毛澤東為革命犧牲了幾位親人,姥爺雖然沒有革命,可他在情感上遭受的打擊並不比毛澤東少。我的親舅舅,也是姥爺四個子女中惟一的兒子,中學畢業后要與同學一起參加革命工作,結果被姥爺像當初他父親對他一樣給阻攔了回來。18歲娶妻生女,21歲時患闌尾炎,因農村醫療條件差而不幸早逝。舅舅的同學後來大都成了國家幹部。舅舅要是參加工作,這種小病至少不會因為醫療條件而丟掉性命。為此,姥爺捶胸頓足:“是我害了俺青子。”青子是舅舅的小名。這種負罪感,姥爺在晚年表現得更為突出,他沒事的時候就到舅舅墳上拔拔雜草,坐一陣子,白髮人送黑髮人呀!毛澤東聽說長子毛岸英在朝鮮戰場上犧牲時還淚流滿面,何況姥爺一個凡人;其內心痛苦可想而知。

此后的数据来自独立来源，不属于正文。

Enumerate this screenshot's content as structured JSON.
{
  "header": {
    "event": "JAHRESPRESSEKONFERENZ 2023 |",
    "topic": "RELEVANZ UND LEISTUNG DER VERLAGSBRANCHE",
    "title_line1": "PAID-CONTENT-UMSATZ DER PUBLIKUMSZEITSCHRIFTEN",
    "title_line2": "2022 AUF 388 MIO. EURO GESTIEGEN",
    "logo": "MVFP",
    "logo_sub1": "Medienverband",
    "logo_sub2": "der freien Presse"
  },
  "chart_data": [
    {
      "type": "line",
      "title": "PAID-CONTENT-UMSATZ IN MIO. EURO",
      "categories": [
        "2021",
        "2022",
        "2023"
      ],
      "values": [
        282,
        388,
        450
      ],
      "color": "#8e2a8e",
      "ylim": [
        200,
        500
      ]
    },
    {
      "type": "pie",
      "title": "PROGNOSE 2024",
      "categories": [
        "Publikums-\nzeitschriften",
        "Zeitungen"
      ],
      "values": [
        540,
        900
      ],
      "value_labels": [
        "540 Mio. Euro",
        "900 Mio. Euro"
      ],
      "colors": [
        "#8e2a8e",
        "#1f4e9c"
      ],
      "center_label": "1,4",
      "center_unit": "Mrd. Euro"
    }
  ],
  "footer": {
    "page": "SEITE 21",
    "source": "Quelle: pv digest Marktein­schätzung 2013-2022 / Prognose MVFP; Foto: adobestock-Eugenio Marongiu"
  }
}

舅舅死後不久,姥娘也因想子心切而氣病身亡。那陣子姥爺像瘋了一樣沉默寡言地在村裡村外不停轉游。因距我村僅二里路,他幾乎每天都到我家來,有時一句話也不說,吸着旱煙默默坐上半天。舅舅死後,—年輕守寡的妗子耐不住寂寞,與後街一個有妻室的村幹部廝混,被姥爺的謝家族人捉姦成雙,五花大綁在村頭槐樹上。姥爺是個極愛面子的人,對男女苟合之事一向睥睨不齒,但在族人請示如何處置我妗子時,姥爺流着淚,旱煙一袋一袋接着吸,沉默半天,寬容地說;“咱青子不在了,別再為難他了,讓她走,以後別再登謝家的門。”於是妗子帶着女兒改嫁他鄉,卻始終不忘姥爺的寬宏大量,過年過節總是派女兒來風火村探望。要知道,如果不是當年姥爺放她一馬,這種有辱門庭的事情,族人至少會把她的腿打斷。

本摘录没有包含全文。